Исчезнет из моей жизни без следа. Не было ни дня за эти два года, что мы были вместе, когда бы я не думал об этом и не трепетал от страха. Ведь каждый любящий хотя бы однажды представлял себе, каков был бы мир без любимого, и содрогался. Ибо мира без любимого нет. Но вот это случилось. Накликал ли я это на себя? Об этом страшно и помыслить. К тому же мысли рассеченного пополам половинчаты.
Помню, я стал метаться. Нас разлучили силою, с этим я не смог смириться. Сейчас смешно думать, что удерживало меня на месте. Государь? Мои обязанности при дворе? Бог мой, насколько пустым выглядит все это сейчас! Год я провел в муках, исполняя — и с честью — свои хваленые обязанности. Мир был черен без нее, мира не было.

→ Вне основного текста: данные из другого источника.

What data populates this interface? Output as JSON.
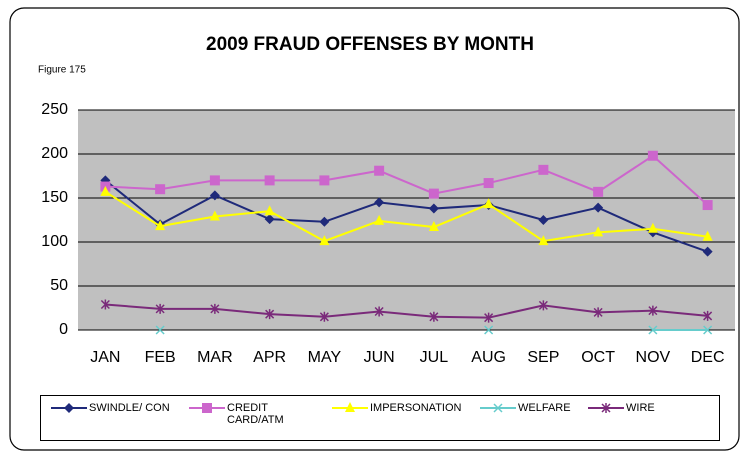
{
  "chart_data": {
    "type": "line",
    "title": "2009 FRAUD OFFENSES BY MONTH",
    "subtitle": "Figure 175",
    "categories": [
      "JAN",
      "FEB",
      "MAR",
      "APR",
      "MAY",
      "JUN",
      "JUL",
      "AUG",
      "SEP",
      "OCT",
      "NOV",
      "DEC"
    ],
    "ylim": [
      0,
      250
    ],
    "yticks": [
      0,
      50,
      100,
      150,
      200,
      250
    ],
    "grid": true,
    "legend": "bottom",
    "series": [
      {
        "name": "SWINDLE/ CON",
        "color": "#1f2a7a",
        "marker": "diamond",
        "values": [
          170,
          120,
          153,
          126,
          123,
          145,
          138,
          142,
          125,
          139,
          111,
          89
        ]
      },
      {
        "name": "CREDIT CARD/ATM",
        "color": "#cc66cc",
        "marker": "square",
        "values": [
          163,
          160,
          170,
          170,
          170,
          181,
          155,
          167,
          182,
          157,
          198,
          142
        ]
      },
      {
        "name": "IMPERSONATION",
        "color": "#ffff00",
        "marker": "triangle",
        "values": [
          157,
          118,
          129,
          135,
          101,
          124,
          117,
          143,
          101,
          111,
          115,
          106
        ]
      },
      {
        "name": "WELFARE",
        "color": "#66cccc",
        "marker": "x",
        "values": [
          null,
          0,
          null,
          null,
          null,
          null,
          null,
          0,
          null,
          null,
          0,
          0
        ]
      },
      {
        "name": "WIRE",
        "color": "#7a2a7a",
        "marker": "star",
        "values": [
          29,
          24,
          24,
          18,
          15,
          21,
          15,
          14,
          28,
          20,
          22,
          16
        ]
      }
    ]
  }
}
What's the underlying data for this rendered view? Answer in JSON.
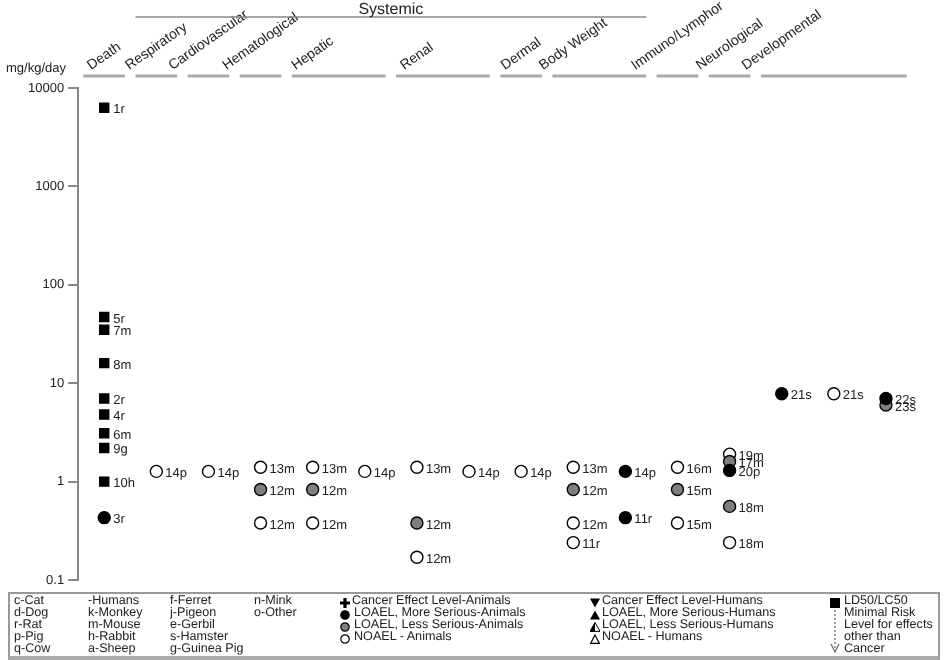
{
  "chart_data": {
    "type": "scatter",
    "ylabel": "mg/kg/day",
    "log": "y",
    "ylim": [
      0.1,
      10000
    ],
    "yticks": [
      0.1,
      1,
      10,
      100,
      1000,
      10000
    ],
    "grid": false,
    "legend": "bottom",
    "categories": [
      "Death",
      "Respiratory",
      "Cardiovascular",
      "Hematological",
      "Hepatic",
      null,
      "Renal",
      null,
      "Dermal",
      "Body Weight",
      null,
      "Immuno/Lymphor",
      "Neurological",
      "Developmental",
      null,
      null
    ],
    "annotations": [
      "Systemic",
      "c-Cat",
      "d-Dog",
      "r-Rat",
      "p-Pig",
      "q-Cow",
      "-Humans",
      "k-Monkey",
      "m-Mouse",
      "h-Rabbit",
      "a-Sheep",
      "f-Ferret",
      "j-Pigeon",
      "e-Gerbil",
      "s-Hamster",
      "g-Guinea Pig",
      "n-Mink",
      "o-Other",
      "Cancer Effect Level-Animals",
      "Cancer Effect Level-Humans",
      "LOAEL, More Serious-Humans",
      "LOAEL, Less Serious-Humans",
      "NOAEL - Humans",
      "Minimal Risk Level for effects other than Cancer",
      {
        "text": "1r",
        "x": "Death",
        "y": 6300
      },
      {
        "text": "5r",
        "x": "Death",
        "y": 47
      },
      {
        "text": "7m",
        "x": "Death",
        "y": 35
      },
      {
        "text": "8m",
        "x": "Death",
        "y": 16
      },
      {
        "text": "2r",
        "x": "Death",
        "y": 7
      },
      {
        "text": "4r",
        "x": "Death",
        "y": 4.8
      },
      {
        "text": "6m",
        "x": "Death",
        "y": 3.1
      },
      {
        "text": "9g",
        "x": "Death",
        "y": 2.2
      },
      {
        "text": "10h",
        "x": "Death",
        "y": 1
      },
      {
        "text": "3r",
        "x": "Death",
        "y": 0.43
      },
      {
        "text": "14p",
        "x": "Respiratory",
        "y": 1.27
      },
      {
        "text": "14p",
        "x": "Cardiovascular",
        "y": 1.27
      },
      {
        "text": "13m",
        "x": "Hematological",
        "y": 1.4
      },
      {
        "text": "12m",
        "x": "Hematological",
        "y": 0.83
      },
      {
        "text": "12m",
        "x": "Hematological",
        "y": 0.38
      },
      {
        "text": "13m",
        "x": "Hepatic",
        "y": 1.4
      },
      {
        "text": "12m",
        "x": "Hepatic",
        "y": 0.83
      },
      {
        "text": "12m",
        "x": "Hepatic",
        "y": 0.38
      },
      "14p",
      {
        "text": "13m",
        "x": "Renal",
        "y": 1.4
      },
      {
        "text": "12m",
        "x": "Renal",
        "y": 0.38
      },
      {
        "text": "12m",
        "x": "Renal",
        "y": 0.17
      },
      "14p",
      {
        "text": "14p",
        "x": "Dermal",
        "y": 1.27
      },
      {
        "text": "13m",
        "x": "Body Weight",
        "y": 1.4
      },
      {
        "text": "12m",
        "x": "Body Weight",
        "y": 0.83
      },
      {
        "text": "12m",
        "x": "Body Weight",
        "y": 0.38
      },
      {
        "text": "11r",
        "x": "Body Weight",
        "y": 0.24
      },
      "14p",
      "11r",
      {
        "text": "16m",
        "x": "Immuno/Lymphor",
        "y": 1.4
      },
      {
        "text": "15m",
        "x": "Immuno/Lymphor",
        "y": 0.83
      },
      {
        "text": "15m",
        "x": "Immuno/Lymphor",
        "y": 0.38
      },
      {
        "text": "19m",
        "x": "Neurological",
        "y": 1.9
      },
      {
        "text": "17m",
        "x": "Neurological",
        "y": 1.6
      },
      {
        "text": "20p",
        "x": "Neurological",
        "y": 1.3
      },
      {
        "text": "18m",
        "x": "Neurological",
        "y": 0.56
      },
      {
        "text": "18m",
        "x": "Neurological",
        "y": 0.24
      },
      {
        "text": "21s",
        "x": "Developmental",
        "y": 7.8
      },
      "21s",
      "22s",
      "23s"
    ],
    "series": [
      {
        "name": "LD50/LC50",
        "color": "#000000",
        "marker": "square",
        "values": [
          6300,
          null,
          null,
          null,
          null,
          null,
          null,
          null,
          null,
          null,
          null,
          null,
          null,
          null,
          null,
          null
        ]
      },
      {
        "color": "#000000",
        "marker": "square",
        "values": [
          47,
          null,
          null,
          null,
          null,
          null,
          null,
          null,
          null,
          null,
          null,
          null,
          null,
          null,
          null,
          null
        ]
      },
      {
        "color": "#000000",
        "marker": "square",
        "values": [
          35,
          null,
          null,
          null,
          null,
          null,
          null,
          null,
          null,
          null,
          null,
          null,
          null,
          null,
          null,
          null
        ]
      },
      {
        "color": "#000000",
        "marker": "square",
        "values": [
          16,
          null,
          null,
          null,
          null,
          null,
          null,
          null,
          null,
          null,
          null,
          null,
          null,
          null,
          null,
          null
        ]
      },
      {
        "color": "#000000",
        "marker": "square",
        "values": [
          7,
          null,
          null,
          null,
          null,
          null,
          null,
          null,
          null,
          null,
          null,
          null,
          null,
          null,
          null,
          null
        ]
      },
      {
        "color": "#000000",
        "marker": "square",
        "values": [
          4.8,
          null,
          null,
          null,
          null,
          null,
          null,
          null,
          null,
          null,
          null,
          null,
          null,
          null,
          null,
          null
        ]
      },
      {
        "color": "#000000",
        "marker": "square",
        "values": [
          3.1,
          null,
          null,
          null,
          null,
          null,
          null,
          null,
          null,
          null,
          null,
          null,
          null,
          null,
          null,
          null
        ]
      },
      {
        "color": "#000000",
        "marker": "square",
        "values": [
          2.2,
          null,
          null,
          null,
          null,
          null,
          null,
          null,
          null,
          null,
          null,
          null,
          null,
          null,
          null,
          null
        ]
      },
      {
        "color": "#000000",
        "marker": "square",
        "values": [
          1,
          null,
          null,
          null,
          null,
          null,
          null,
          null,
          null,
          null,
          null,
          null,
          null,
          null,
          null,
          null
        ]
      },
      {
        "name": "LOAEL, More Serious-Animals",
        "color": "#000000",
        "marker": "circle",
        "values": [
          0.43,
          null,
          null,
          null,
          null,
          null,
          null,
          null,
          null,
          null,
          1.27,
          null,
          1.3,
          7.8,
          null,
          7
        ]
      },
      {
        "color": "#000000",
        "marker": "circle",
        "values": [
          null,
          null,
          null,
          null,
          null,
          null,
          null,
          null,
          null,
          null,
          0.43,
          null,
          null,
          null,
          null,
          null
        ]
      },
      {
        "name": "LOAEL, Less Serious-Animals",
        "color": "#7f7f7f",
        "marker": "circle",
        "values": [
          null,
          null,
          null,
          0.83,
          0.83,
          null,
          0.38,
          null,
          null,
          0.83,
          null,
          0.83,
          1.6,
          null,
          null,
          6
        ]
      },
      {
        "color": "#7f7f7f",
        "marker": "circle",
        "values": [
          null,
          null,
          null,
          null,
          null,
          null,
          null,
          null,
          null,
          null,
          null,
          null,
          0.56,
          null,
          null,
          null
        ]
      },
      {
        "name": "NOAEL - Animals",
        "color": "#ffffff",
        "marker": "circle",
        "values": [
          null,
          1.27,
          1.27,
          null,
          null,
          1.27,
          null,
          1.27,
          1.27,
          null,
          null,
          null,
          null,
          null,
          7.8,
          null
        ]
      },
      {
        "color": "#ffffff",
        "marker": "circle",
        "values": [
          null,
          null,
          null,
          1.4,
          1.4,
          null,
          1.4,
          null,
          null,
          1.4,
          null,
          1.4,
          1.9,
          null,
          null,
          null
        ]
      },
      {
        "color": "#ffffff",
        "marker": "circle",
        "values": [
          null,
          null,
          null,
          0.38,
          0.38,
          null,
          0.17,
          null,
          null,
          0.38,
          null,
          0.38,
          0.24,
          null,
          null,
          null
        ]
      },
      {
        "color": "#ffffff",
        "marker": "circle",
        "values": [
          null,
          null,
          null,
          null,
          null,
          null,
          null,
          null,
          null,
          0.24,
          null,
          null,
          null,
          null,
          null,
          null
        ]
      }
    ]
  }
}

Эта привычка появилась спустя полгода после нашего расставания. Ноги сами несли меня куда-то, без участия рассудка. Потом я приходил в себя, находясь в каком-нибудь незнакомом месте. Так, без лошади, в совершенном беспамятстве, я уходил далеко от города и потом не знал, в какую сторону идти, чтобы вернуться. Я забредал далеко в холмы. Бывало, что меня застигал дождь или снег, и приходилось ночевать в хижинах углежогов или находить кров под пологом леса. Не скрою, что я видел множество престранных вещей, однако тогда они не казались мне странными. Впрочем, еще менее странными кажутся они мне теперь. Нет ничего более странного, чем обыденность.